Nigeria: Lifting the Lid

"Shell debe responder por decenios de contaminación en el delta del Níger después de que unos documentos internos de la empresa hayan revelado infracciones de las normas, infraestructuras defectuosas y costes de limpieza no satisfechos que amenazan con hacer que las comunidades afectadas tengan que pagar el precio". Así lo ha manifestado hoy en un nuevo informe una coalición de organizaciones medioambientales y de derechos humanos, de la que forma parte Amnistía Internacional.

El informe, titulado Nigeria: Lifting the Lid, analiza correos electrónicos internos, informes de auditoría y exámenes confidenciales de Shell hechos públicos en unos procedimientos judiciales en Reino Unido que revelan un escándalo de derechos humanos mucho mayor de lo que se había informado. Aunque Shell presentó sus operaciones haciendo ver que cumplían las normas internacionales, el documento señala las preocupaciones planteadas por el ejército nigeriano respecto a presunta complicidad en robo de petróleo, sospechas de connivencia entre personal y contratistas, exenciones de las normas de seguridad, descuido crónico de riesgos conocidos en la integridad del oleoducto, falta de datos relativos a los pozos, una débil detección de las fugas y evaluaciones defectuosas de los vertidos.

Shell conocía los riesgos de una estructura envejecida y con fugas, incluido un antiguo oleoducto descrito como “una ruina”, pero aun así mantuvo el flujo de petróleo. Más tarde decidió desviar sus negocios en tierra en lugar de enfrentarse al enorme coste de limpiar y desmantelar, que incluía la cifra interna estimada de desmantelamiento de 10.900 millones de dólares estadounidenses. Otra presentación diferente manifestaba que la contaminación había dañado 375 km² de bosque de manglar.

Amnistía Internacional escribió a Shell el 3 de julio de 2026 para hacerle partícipe de sus conclusiones respecto a los documentos desvelados.
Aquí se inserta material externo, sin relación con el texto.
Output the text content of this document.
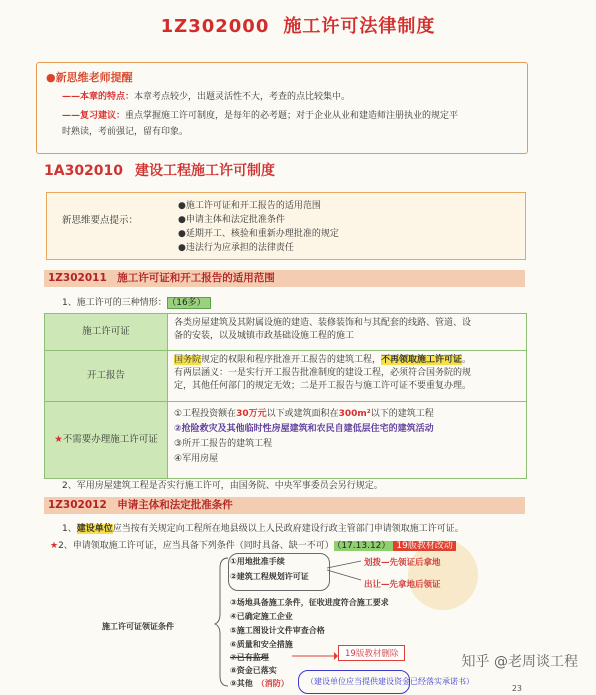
1Z302000 施工许可法律制度
●新思维老师提醒
——本章的特点：本章考点较少，出题灵活性不大，考查的点比较集中。
——复习建议：重点掌握施工许可制度，是每年的必考题；对于企业从业和建造师注册执业的规定平
时熟读，考前强记，留有印象。
1A302010 建设工程施工许可制度
新思维要点提示：
●施工许可证和开工报告的适用范围
●申请主体和法定批准条件
●延期开工、核验和重新办理批准的规定
●违法行为应承担的法律责任
1Z302011　施工许可证和开工报告的适用范围
1、施工许可的三种情形： （16多）
施工许可证
各类房屋建筑及其附属设施的建造、装修装饰和与其配套的线路、管道、设
备的安装，以及城镇市政基础设施工程的施工
开工报告
国务院规定的权限和程序批准开工报告的建筑工程，不再领取施工许可证。
有两层涵义：一是实行开工报告批准制度的建设工程，必须符合国务院的规
定，其他任何部门的规定无效；二是开工报告与施工许可证不要重复办理。
★不需要办理施工许可证
①工程投资额在30万元以下或建筑面积在300m²以下的建筑工程
②抢险救灾及其他临时性房屋建筑和农民自建低层住宅的建筑活动
③所开工报告的建筑工程
④军用房屋
2、军用房屋建筑工程是否实行施工许可，由国务院、中央军事委员会另行规定。
1Z302012　申请主体和法定批准条件
1、建设单位应当按有关规定向工程所在地县级以上人民政府建设行政主管部门申请领取施工许可证。
★2、申请领取施工许可证，应当具备下列条件（同时具备、缺一不可） （17.13.12） 19版教材改动
①用地批准手续
②建筑工程规划许可证
划拨—先领证后拿地
出让—先拿地后领证
③场地具备施工条件，征收进度符合施工要求
④已确定施工企业
施工许可证领证条件	⑤施工图设计文件审查合格
⑥质量和安全措施
⑦已有监理	19版教材删除
⑧资金已落实
⑨其他 （消防） （建设单位应当提供建设资金已经落实承诺书）
知乎 @老周谈工程
23
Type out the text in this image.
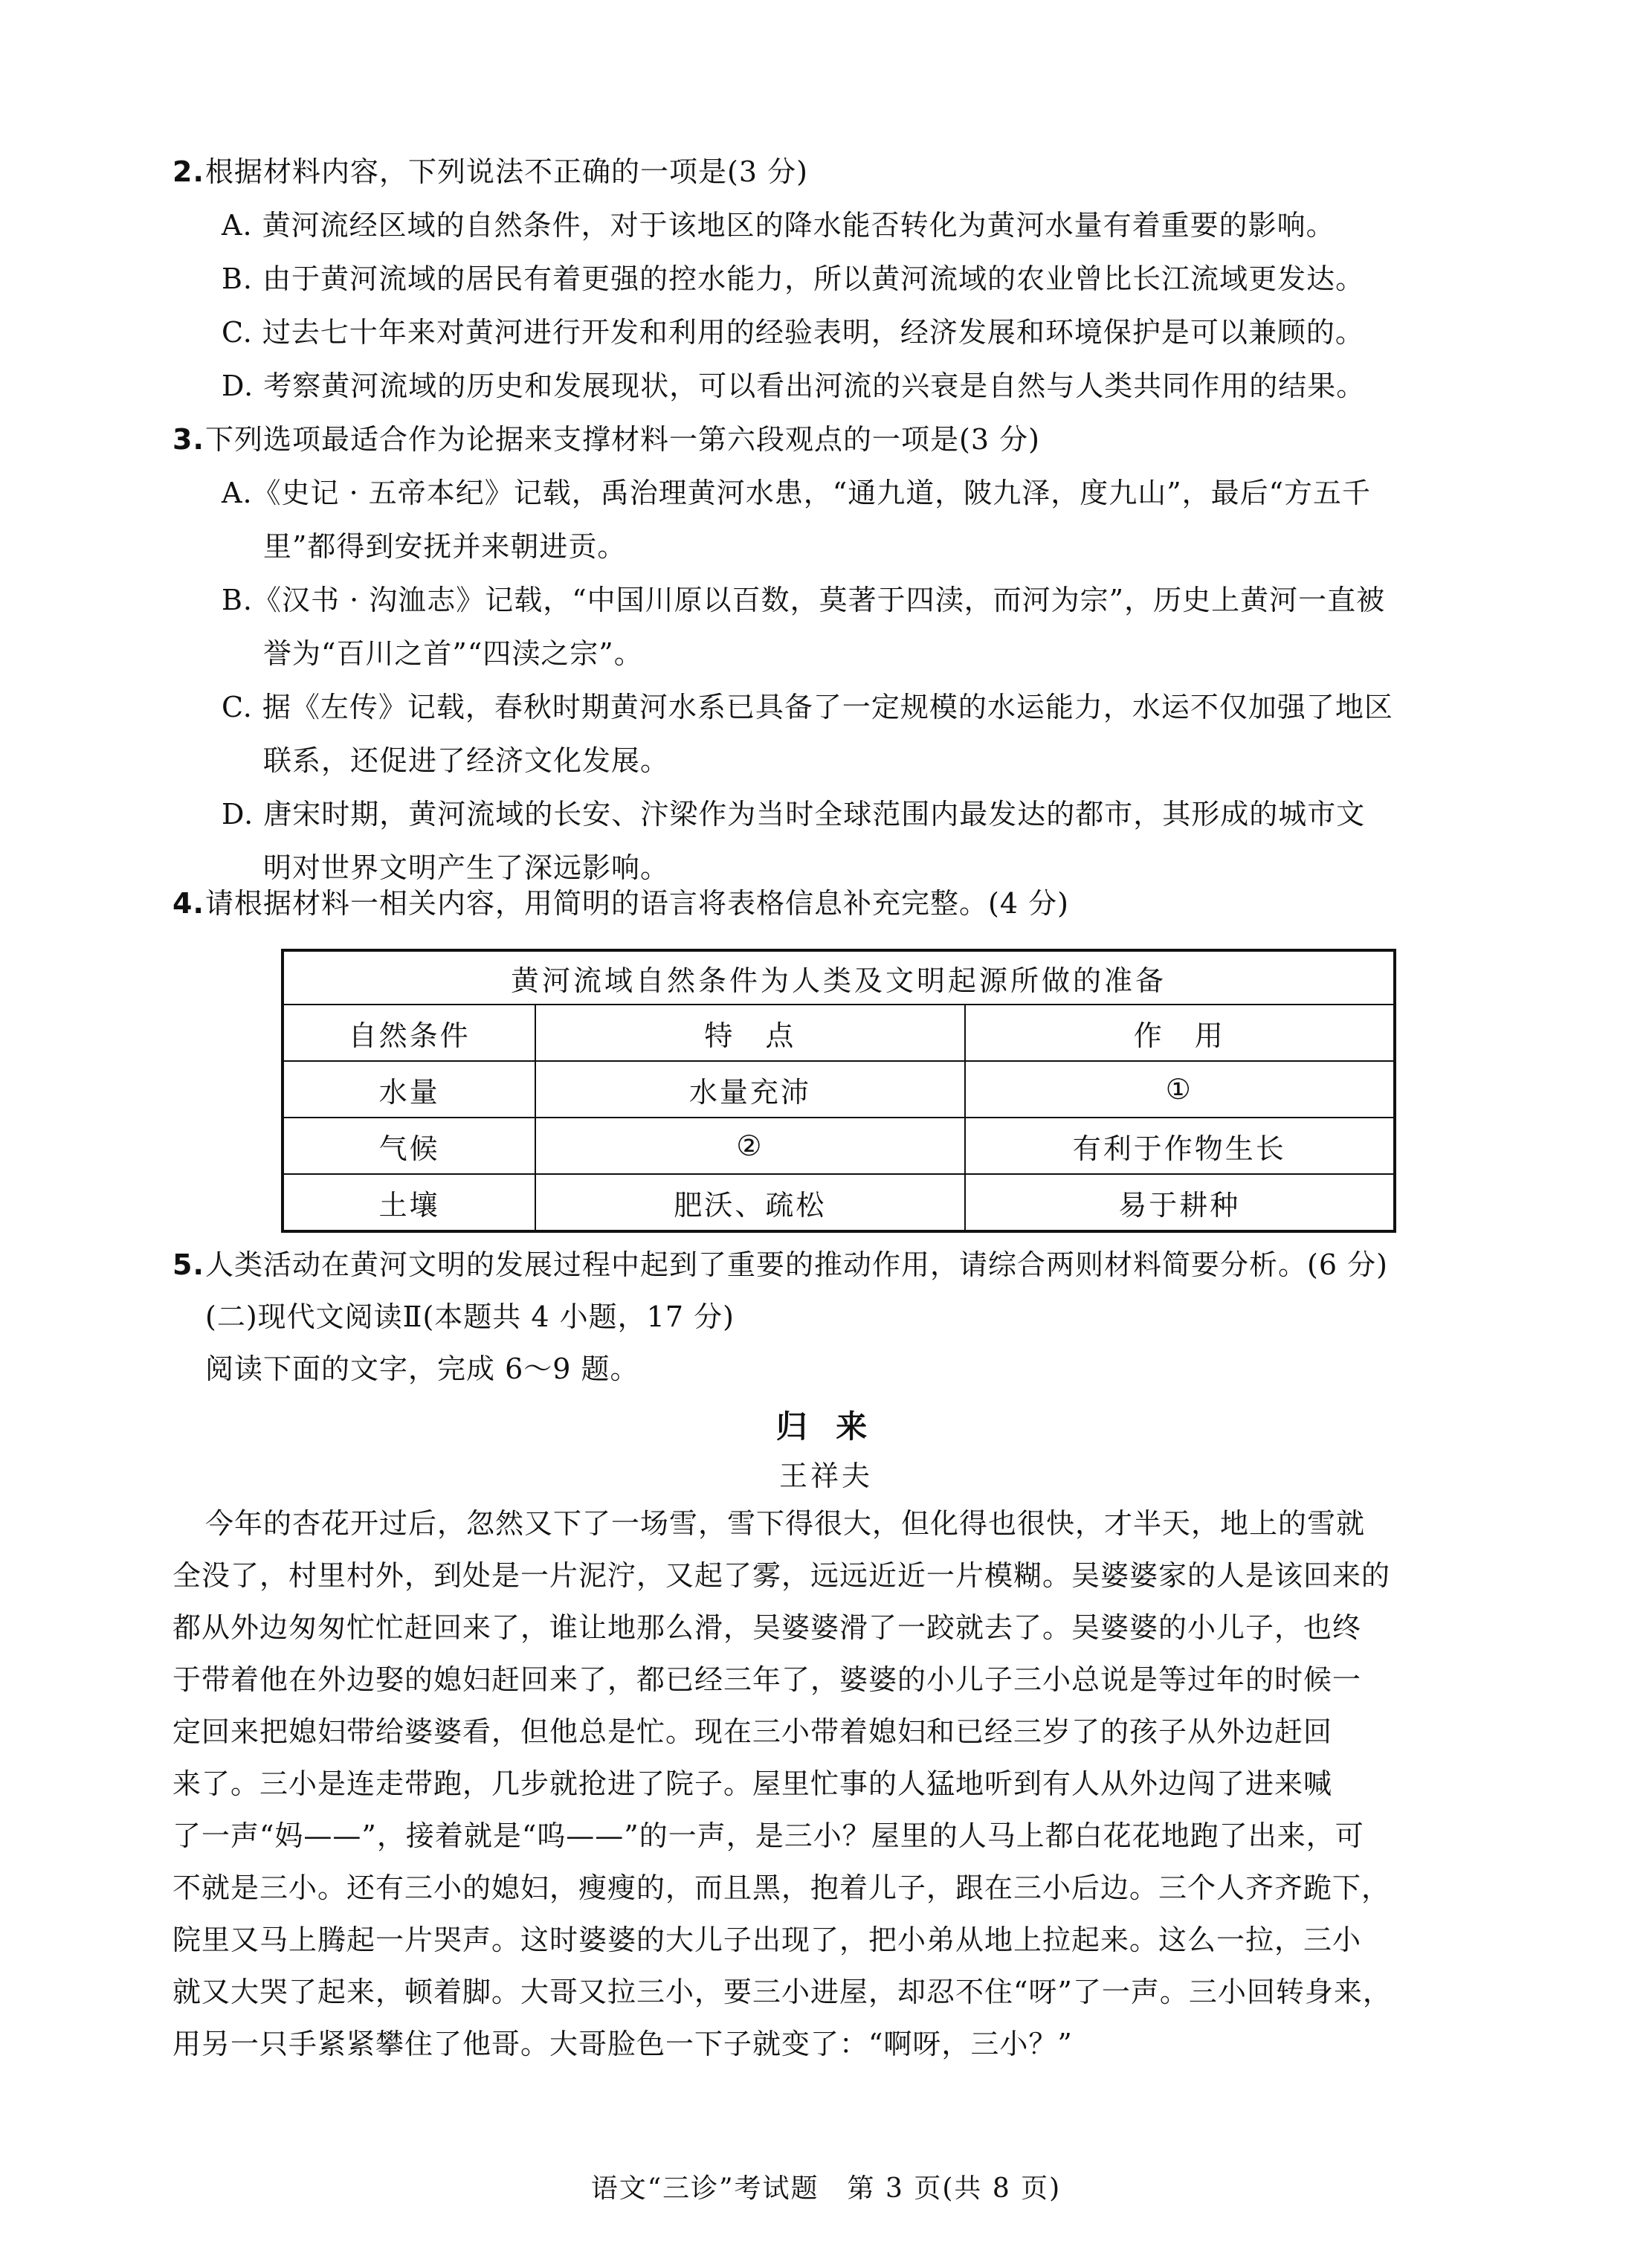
2.根据材料内容，下列说法不正确的一项是(3 分)
A. 黄河流经区域的自然条件，对于该地区的降水能否转化为黄河水量有着重要的影响。
B. 由于黄河流域的居民有着更强的控水能力，所以黄河流域的农业曾比长江流域更发达。
C. 过去七十年来对黄河进行开发和利用的经验表明，经济发展和环境保护是可以兼顾的。
D. 考察黄河流域的历史和发展现状，可以看出河流的兴衰是自然与人类共同作用的结果。
3.下列选项最适合作为论据来支撑材料一第六段观点的一项是(3 分)
A.《史记 · 五帝本纪》记载，禹治理黄河水患，“通九道，陂九泽，度九山”，最后“方五千
里”都得到安抚并来朝进贡。
B.《汉书 · 沟洫志》记载，“中国川原以百数，莫著于四渎，而河为宗”，历史上黄河一直被
誉为“百川之首”“四渎之宗”。
C. 据《左传》记载，春秋时期黄河水系已具备了一定规模的水运能力，水运不仅加强了地区
联系，还促进了经济文化发展。
D. 唐宋时期，黄河流域的长安、汴梁作为当时全球范围内最发达的都市，其形成的城市文
明对世界文明产生了深远影响。
4.请根据材料一相关内容，用简明的语言将表格信息补充完整。(4 分)
黄河流域自然条件为人类及文明起源所做的准备		
自然条件	特　点	作　用
水量	水量充沛	①
气候	②	有利于作物生长
土壤	肥沃、疏松	易于耕种
5.人类活动在黄河文明的发展过程中起到了重要的推动作用，请综合两则材料简要分析。(6 分)
(二)现代文阅读Ⅱ(本题共 4 小题，17 分)
阅读下面的文字，完成 6～9 题。
归 来
王祥夫
今年的杏花开过后，忽然又下了一场雪，雪下得很大，但化得也很快，才半天，地上的雪就
全没了，村里村外，到处是一片泥泞，又起了雾，远远近近一片模糊。吴婆婆家的人是该回来的
都从外边匆匆忙忙赶回来了，谁让地那么滑，吴婆婆滑了一跤就去了。吴婆婆的小儿子，也终
于带着他在外边娶的媳妇赶回来了，都已经三年了，婆婆的小儿子三小总说是等过年的时候一
定回来把媳妇带给婆婆看，但他总是忙。现在三小带着媳妇和已经三岁了的孩子从外边赶回
来了。三小是连走带跑，几步就抢进了院子。屋里忙事的人猛地听到有人从外边闯了进来喊
了一声“妈——”，接着就是“呜——”的一声，是三小？屋里的人马上都白花花地跑了出来，可
不就是三小。还有三小的媳妇，瘦瘦的，而且黑，抱着儿子，跟在三小后边。三个人齐齐跪下，
院里又马上腾起一片哭声。这时婆婆的大儿子出现了，把小弟从地上拉起来。这么一拉，三小
就又大哭了起来，顿着脚。大哥又拉三小，要三小进屋，却忍不住“呀”了一声。三小回转身来，
用另一只手紧紧攀住了他哥。大哥脸色一下子就变了：“啊呀，三小？”
语文“三诊”考试题　第 3 页(共 8 页)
En respuesta al informe de Amnistía, Shell escribió: “No reconocemos la caracterización y la imagen que dan de Shell en su carta. Shell mantiene un compromiso con la honradez, la integridad y el respeto por la gente, y con la realización ética y transparente de actividades empresariales”. Según Shell, las conclusiones no reflejan el “difícil entorno operativo en el delta del Níger en esa época”. Su respuesta completa se incluye en el informe.
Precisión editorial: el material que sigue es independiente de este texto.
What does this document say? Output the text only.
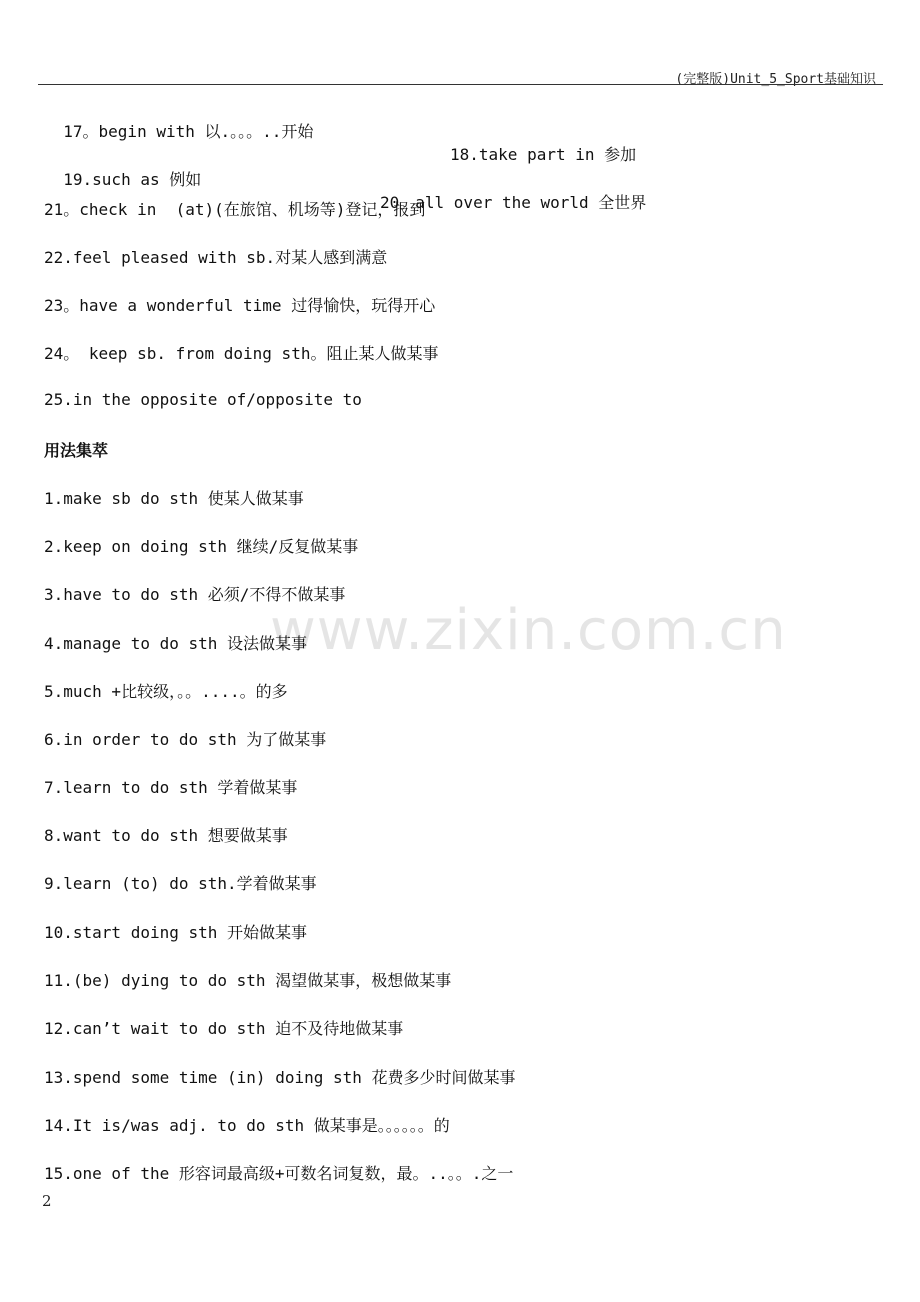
(完整版)Unit_5_Sport基础知识
www.zixin.com.cn

17。begin with 以.。。。..开始

18.take part in 参加

19.such as 例如

20。all over the world 全世界

21。check in  (at)(在旅馆、机场等)登记，报到
22.feel pleased with sb.对某人感到满意
23。have a wonderful time 过得愉快，玩得开心
24。 keep sb. from doing sth。阻止某人做某事
25.in the opposite of/opposite to
用法集萃
1.make sb do sth 使某人做某事
2.keep on doing sth 继续/反复做某事
3.have to do sth 必须/不得不做某事
4.manage to do sth 设法做某事
5.much +比较级，。。....。的多
6.in order to do sth 为了做某事
7.learn to do sth 学着做某事
8.want to do sth 想要做某事
9.learn (to) do sth.学着做某事
10.start doing sth 开始做某事
11.(be) dying to do sth 渴望做某事，极想做某事
12.can’t wait to do sth 迫不及待地做某事
13.spend some time (in) doing sth 花费多少时间做某事
14.It is/was adj. to do sth 做某事是。。。。。。的
15.one of the 形容词最高级+可数名词复数，最。..。。.之一
2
“Shell lleva mucho tiempo culpando de la contaminación del delta del Níger al robo de petróleo y los sabotajes. Sin embargo, estos documentos echan por tierra años de negaciones y suscitan serias dudas sobre lo que Shell conocía, lo que permitió que continuara sucediendo, y si entonces intentó desentenderse de los costes de su legado tóxico”, ha manifestado Isa Sanusi, director de Amnistía Internacional Nigeria.

“El escándalo no era simplemente de ‘bunkering’ ilegal o robo de petróleo. El escándalo real es el intento de Shell de beneficiarse a expensas de los derechos de la población. Shell estaba dispuesta a aceptar en Nigeria daños medioambientales adicionales que no se habrían tolerado en ningún otro lugar, y ahora sus propios documentos rebaten años de negación pública.”
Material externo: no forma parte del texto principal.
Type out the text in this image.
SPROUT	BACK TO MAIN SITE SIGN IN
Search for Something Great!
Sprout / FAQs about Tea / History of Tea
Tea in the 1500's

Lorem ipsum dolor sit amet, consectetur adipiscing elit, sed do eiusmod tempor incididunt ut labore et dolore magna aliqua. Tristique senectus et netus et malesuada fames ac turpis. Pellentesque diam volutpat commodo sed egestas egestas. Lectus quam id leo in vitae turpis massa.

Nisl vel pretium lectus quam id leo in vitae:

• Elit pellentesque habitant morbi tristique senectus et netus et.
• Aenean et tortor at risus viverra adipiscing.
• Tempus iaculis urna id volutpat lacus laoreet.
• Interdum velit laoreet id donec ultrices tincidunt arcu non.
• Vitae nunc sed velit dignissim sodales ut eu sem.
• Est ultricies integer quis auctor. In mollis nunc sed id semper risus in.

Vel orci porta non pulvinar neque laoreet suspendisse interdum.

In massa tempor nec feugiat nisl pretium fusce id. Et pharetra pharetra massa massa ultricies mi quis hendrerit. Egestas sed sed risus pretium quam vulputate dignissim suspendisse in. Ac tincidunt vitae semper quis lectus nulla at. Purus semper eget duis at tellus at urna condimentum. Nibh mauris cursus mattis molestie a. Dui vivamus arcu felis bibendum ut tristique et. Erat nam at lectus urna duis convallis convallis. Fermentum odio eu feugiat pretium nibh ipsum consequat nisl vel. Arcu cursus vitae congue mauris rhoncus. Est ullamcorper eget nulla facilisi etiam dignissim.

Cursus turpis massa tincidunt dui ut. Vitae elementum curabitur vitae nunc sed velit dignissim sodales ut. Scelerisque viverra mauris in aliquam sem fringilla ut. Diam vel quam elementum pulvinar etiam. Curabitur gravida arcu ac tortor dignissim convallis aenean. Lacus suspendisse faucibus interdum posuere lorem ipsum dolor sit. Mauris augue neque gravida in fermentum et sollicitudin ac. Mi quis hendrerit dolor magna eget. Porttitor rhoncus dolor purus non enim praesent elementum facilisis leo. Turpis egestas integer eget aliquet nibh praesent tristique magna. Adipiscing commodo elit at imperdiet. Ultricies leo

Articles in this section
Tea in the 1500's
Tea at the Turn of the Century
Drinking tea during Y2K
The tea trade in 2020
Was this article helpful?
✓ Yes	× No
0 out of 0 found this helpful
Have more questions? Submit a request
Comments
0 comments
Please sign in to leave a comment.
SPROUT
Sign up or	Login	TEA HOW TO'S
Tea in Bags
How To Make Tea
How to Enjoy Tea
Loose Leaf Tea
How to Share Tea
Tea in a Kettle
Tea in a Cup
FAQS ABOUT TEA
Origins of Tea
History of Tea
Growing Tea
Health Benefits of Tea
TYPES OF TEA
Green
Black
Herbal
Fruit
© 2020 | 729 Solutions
El escándalo real es el intento de Shell de beneficiarse a expensas de los derechos de la población. 

Isa Sanusi, director de Amnistía Internacional Nigeria

El informe ha sido publicado por Amnistía Internacional junto con The Corner House, Hawkmoth, HEDA Resource Centre, Kebetkache Women Development & Resource Centre, Miideekor Environmental Development Initiative (MEDI), Recommon y Social Action. Para las comunidades afectadas, las conclusiones confirman lo que muchos llevan decenios diciendo: la contaminación por petróleo ha dañado agua, tierras de cultivo, lugares de pesca, la salud y los medios de sustento, mientras las empresas seguían obteniendo beneficios y negando su responsabilidad.

“No puede permitirse que Shell se lleve el petróleo, se lleve los beneficios y deje tras de sí la contaminación. Las comunidades del delta del Níger merecen verdad, justicia, limpieza y una reparación completa”, ha manifestado Olanrewaju Suraju, presidente de HEDA Resource Centre, una ONG nigeriana que trabaja sobre la gobernanza y la justicia medioambiental.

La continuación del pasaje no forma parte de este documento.